On Sunday, the 18th of July, we attended morning service at the cathedral. The congregation was not proportioned to the size of the great edifice. These vast places of worship were built for ages when faith was the rule and questioning the exception. I will not say that faith has grown cold, but it has cooled from white heat to cherry red or a still less flaming color. As to church attendance, I have heard the saying attributed to a great statesman, that "once a day is Orthodox, but twice a day is Puritan." No doubt many of the same class of people that used to fill the churches stay at home and read about evolution or telepathy, or whatever new gospel they may have got hold of. Still the English seem to me a religious people; they have leisure enough to say grace and give thanks before and after meals, and their institutions tend to keep alive the feelings of reverence which cannot be said to be distinctive of our own people.
In coming out of the cathedral, on the Sunday I just mentioned, a gentleman addressed me as a fellow-countryman. There is something,--I will not stop now to try and define it,--but there is something by which we recognize an American among the English before he speaks and betrays his origin. Our new friend proved to be the president of one of our American colleges; an intelligent and well-instructed gentleman, of course. By the invitation of our host he came in to visit us in the evening, and made himself very welcome by his agreeable conversation.

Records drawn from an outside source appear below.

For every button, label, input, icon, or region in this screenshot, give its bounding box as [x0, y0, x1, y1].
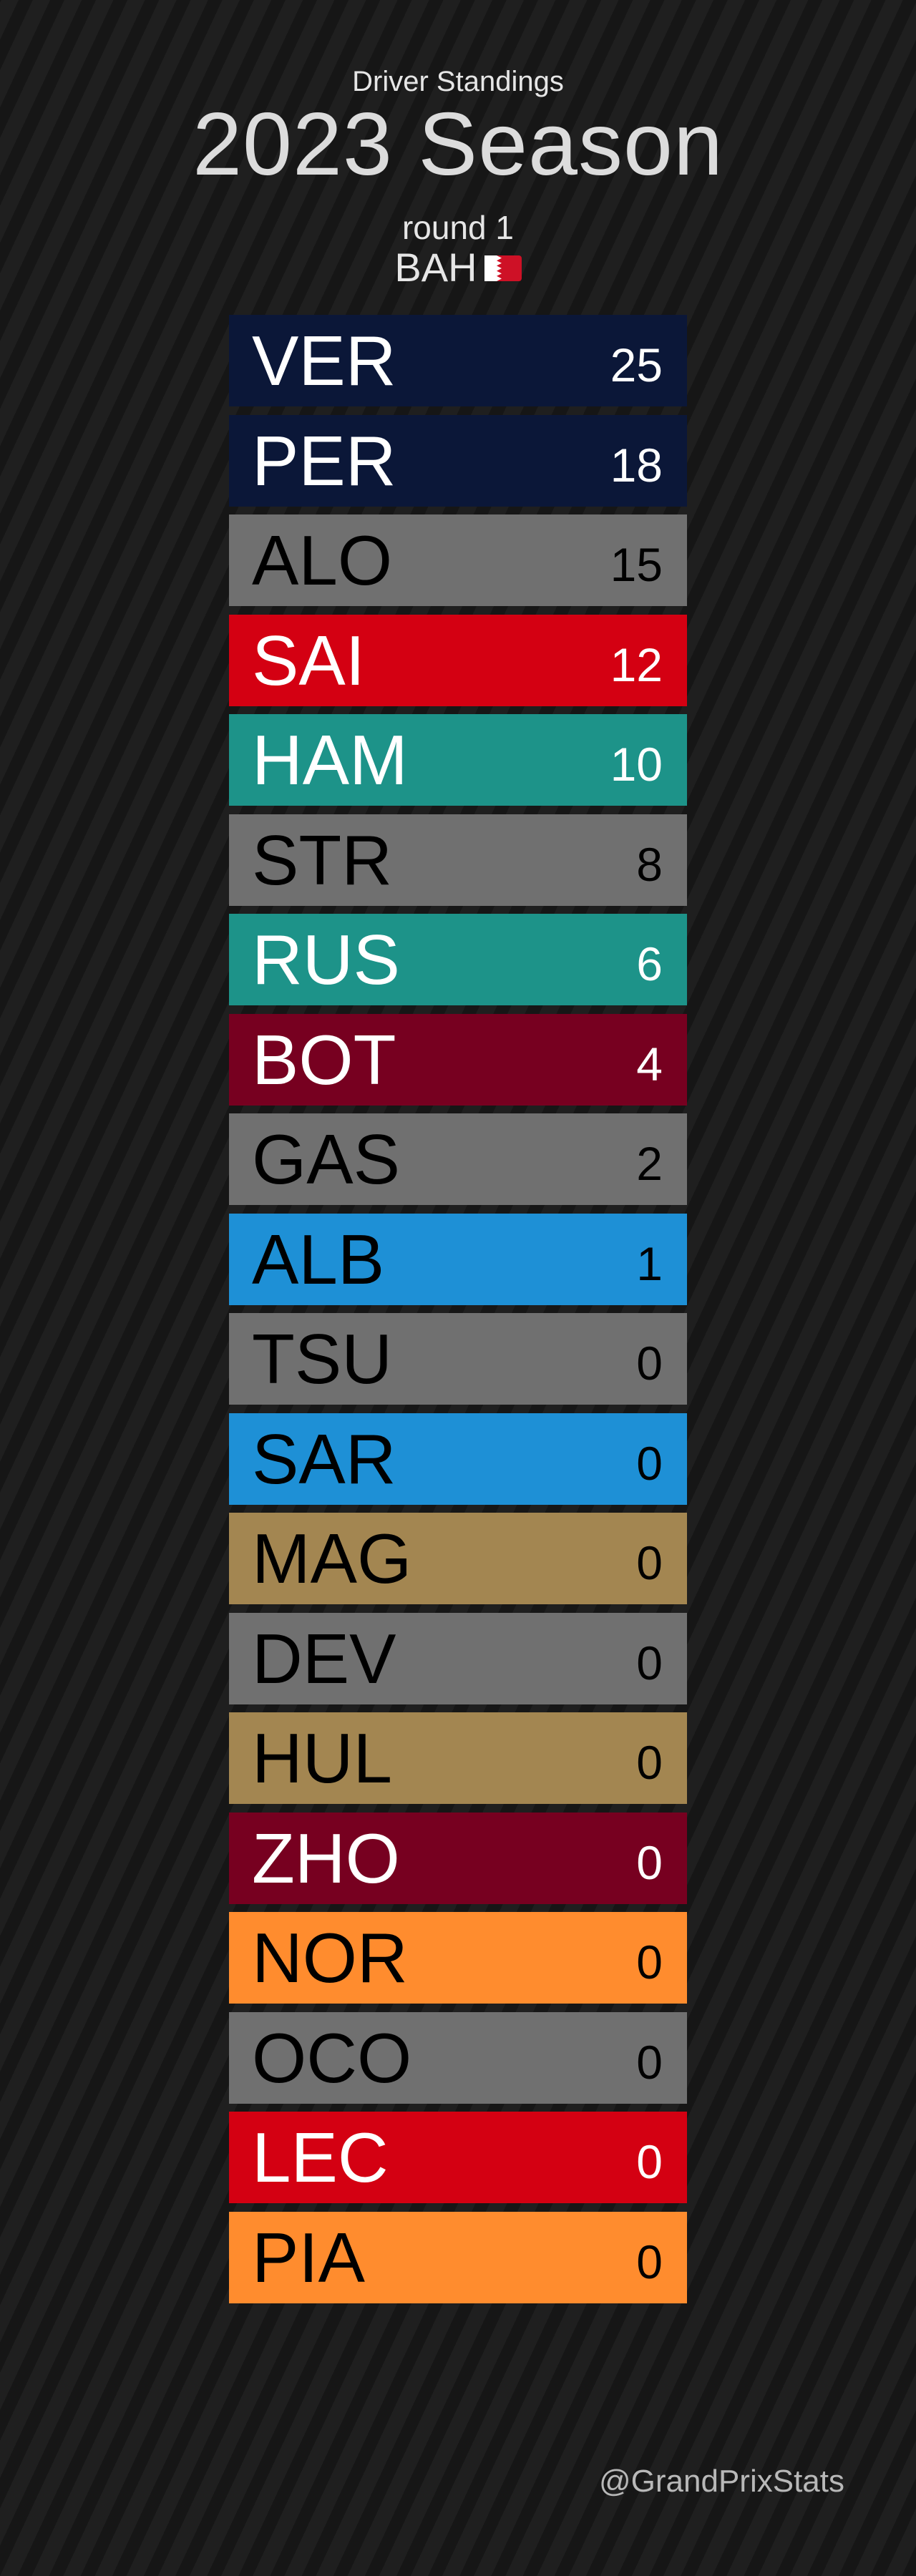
driver-points: 8 [636, 837, 663, 891]
driver-points: 0 [636, 1536, 663, 1589]
standings-bar-gas: GAS 2 [229, 1113, 687, 1205]
driver-code: PER [252, 421, 396, 500]
driver-code: LEC [252, 2118, 389, 2197]
driver-points: 18 [610, 438, 663, 492]
race-label: BAH [0, 245, 916, 293]
driver-points: 0 [636, 2135, 663, 2188]
driver-code: ALO [252, 521, 393, 600]
driver-code: ALB [252, 1219, 385, 1299]
driver-code: NOR [252, 1918, 408, 1997]
standings-bar-sar: SAR 0 [229, 1413, 687, 1505]
driver-code: STR [252, 820, 392, 899]
chart-title: 2023 Season [193, 95, 723, 194]
driver-code: RUS [252, 920, 400, 999]
driver-points: 15 [610, 538, 663, 591]
driver-code: TSU [252, 1319, 392, 1398]
driver-points: 1 [636, 1236, 663, 1290]
standings-bar-sai: SAI 12 [229, 614, 687, 706]
driver-points: 12 [610, 638, 663, 691]
standings-bar-ver: VER 25 [229, 315, 687, 406]
driver-points: 0 [636, 1936, 663, 1989]
driver-code: VER [252, 321, 396, 400]
standings-bar-zho: ZHO 0 [229, 1812, 687, 1904]
driver-code: SAR [252, 1419, 396, 1498]
driver-code: HUL [252, 1719, 393, 1797]
driver-code: ZHO [252, 1818, 400, 1898]
standings-bar-oco: OCO 0 [229, 2011, 687, 2104]
standings-bar-pia: PIA 0 [229, 2211, 687, 2303]
chart-header: Driver Standings 2023 Season [0, 64, 916, 190]
driver-points: 0 [636, 1436, 663, 1490]
driver-points: 0 [636, 1835, 663, 1889]
driver-code: OCO [252, 2018, 412, 2097]
standings-bar-alb: ALB 1 [229, 1213, 687, 1305]
driver-points: 25 [610, 338, 663, 391]
standings-bar-dev: DEV 0 [229, 1612, 687, 1704]
standings-bar-per: PER 18 [229, 414, 687, 507]
driver-code: DEV [252, 1619, 396, 1698]
driver-code: PIA [252, 2218, 365, 2297]
driver-points: 0 [636, 1636, 663, 1689]
driver-code: BOT [252, 1020, 396, 1099]
driver-code: HAM [252, 721, 408, 799]
driver-points: 4 [636, 1037, 663, 1091]
standings-bar-rus: RUS 6 [229, 914, 687, 1005]
driver-code: GAS [252, 1120, 400, 1199]
driver-points: 6 [636, 937, 663, 990]
race-code: BAH [394, 245, 477, 290]
round-label: round 1 [401, 209, 514, 246]
driver-points: 0 [636, 1736, 663, 1789]
standings-bar-hul: HUL 0 [229, 1712, 687, 1804]
standings-chart: VER 25 PER 18 ALO 15 SAI 12 HAM 10 STR 8 RUS 6 BOT 4 GAS… [229, 315, 687, 2311]
driver-points: 2 [636, 1137, 663, 1190]
driver-points: 0 [636, 2035, 663, 2089]
driver-points: 0 [636, 2235, 663, 2288]
standings-bar-str: STR 8 [229, 814, 687, 906]
chart-subtitle: Driver Standings [352, 66, 564, 97]
standings-bar-mag: MAG 0 [229, 1513, 687, 1604]
driver-points: 10 [610, 738, 663, 791]
standings-bar-nor: NOR 0 [229, 1912, 687, 2004]
standings-bar-lec: LEC 0 [229, 2112, 687, 2203]
driver-code: MAG [252, 1519, 412, 1598]
standings-bar-bot: BOT 4 [229, 1013, 687, 1106]
standings-bar-tsu: TSU 0 [229, 1313, 687, 1405]
driver-code: SAI [252, 620, 365, 700]
standings-bar-alo: ALO 15 [229, 514, 687, 606]
standings-bar-ham: HAM 10 [229, 714, 687, 806]
driver-points: 0 [636, 1337, 663, 1390]
bahrain-flag-icon [484, 245, 522, 291]
credit-handle: @GrandPrixStats [599, 2464, 844, 2499]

I took great delight in wandering about the old town of Salisbury. There are no such surprises in our oldest places as one finds in Chester, or Tewkesbury, or Stratford, or Salisbury, and I have no doubt in scores or hundreds of similar places which I have never visited. The best substitute for such rambles as one can take through these mouldy boroughs (or burrows) is to be found in such towns as Salem, Newburyport, Portsmouth. Without imagination, Shakespeare's birthplace is but a queer old house, and Anne Hathaway's home a tumble-down cottage. With it, one can see the witches of Salem Village sailing out of those little square windows, which look as if they were made on purpose for them, or stroll down to Derby's wharf and gaze at "Cleopatra's Barge," precursor of the yachts of the Astors and Goulds and Vanderbilts, as she comes swimming into the harbor in all her gilded glory. But it must make a difference what the imagination has to work upon, and I do not at all wonder that Mr. Ruskin would not wish to live in a land where there are no old ruins of castles and monasteries. Man will not live on bread only; he wants a great deal more, if he can get it,--frosted cake as well as corn-bread; and the New World keeps the imagination on plain and scanty diet, compared to the rich traditional and historic food which furnishes the banquets of the Old World.